Das diesjährige Kultürchen ist eine Fortsetzungsgeschichte, ein Schreibexperiment sozusagen. Teil 18 geschrieben hat Svea Haugwitz, die Illustration dazu ist von Melanie Caroline Wigger.
«Die schickt der Himmel», denkt Nadja als sie den Wein einschenkt.
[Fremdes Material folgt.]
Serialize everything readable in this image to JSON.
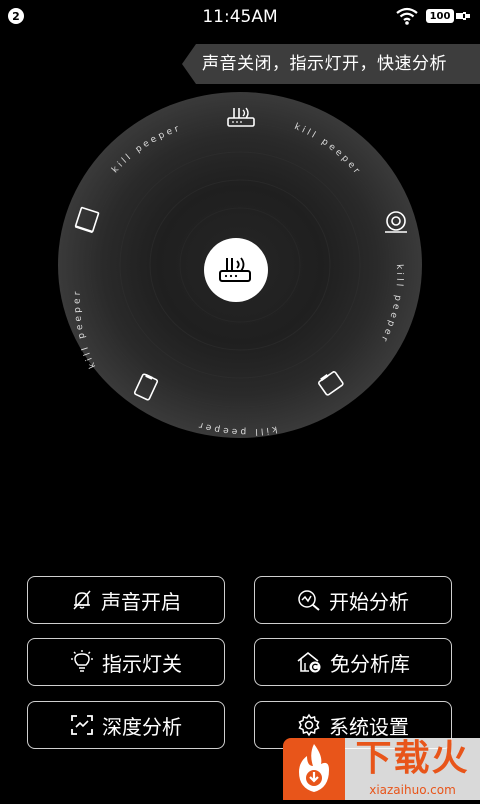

Nach so einer verrückten Nacht ist sie froh, nicht mit Samuel allein sein zu müssen. Sie ist immer noch verwirrt, was sie da alles zusammengeträumt hat mit dem sprechenden Fuchs. Und was hatte Samuel erzählt von einem Engel und einer Schwangerschaft? Oder hatte sie das auch nur geträumt? Doch sie sieht noch so deutlich seinen gerührten Blick…
«Regarde, ich habe Filou ein paar Kunststücke beigebracht», kichert Marie-Louise und beugt sich zu dem Rauhaardackel herunter: «Filou: attrape la queue!» Der Hund bellt einmal munter und beginnt dann tänzelnd sich im Kreis zu drehen, immer dem eigenen Schwanz hinterher. Nadja lacht laut auf. «Mein neues Hobby. Hab’ ja sonst nichts zu tun», meint Marie-Louise und seufzt: «‹Toutes les grandes passions se forment dans la solitude.›» «Jean Jaques Rousseau», brummt Samuel, der bislang nur angespannt am Tisch gesessen und immer wieder zum Schlafzimmer geschielt hatte. Nun räuspert er sich: «Maman, nichts für Ungut, aber kannst du mit dem Hund schon mal zur Jesuitenkirche vorgehen? Ich muss noch etwas mit Nadja besprechen. Weihnachtsüberraschung und so.» Und ohne eine Antwort abzuwarten nimmt er Nadja bei der Hand, zieht sie ins Schlafzimmer und die Tür hinter ihnen zu, hechtet zum Nachttisch und drückt Nadja das Couvert in die Hand. «Mach es auf. Sofort», platzt es aus ihm heraus. Verwundert öffnet Nadja das Couvert. Das Wappen von Le Landeron erscheint oben links in der Ecke. Darunter Absender: Kindes- und Erwachsenenschutzbehörde. Dann der Betreff: Suche nach einem geeigneten Vormund.
Svea Haugwitz ist Dramaturgin für Schauspiel und Puppentheater. Seit 2019 lebt sie in Solothurn und arbeitet dort als Schauspieldramaturgin am Theater Orchester Biel Solothurn.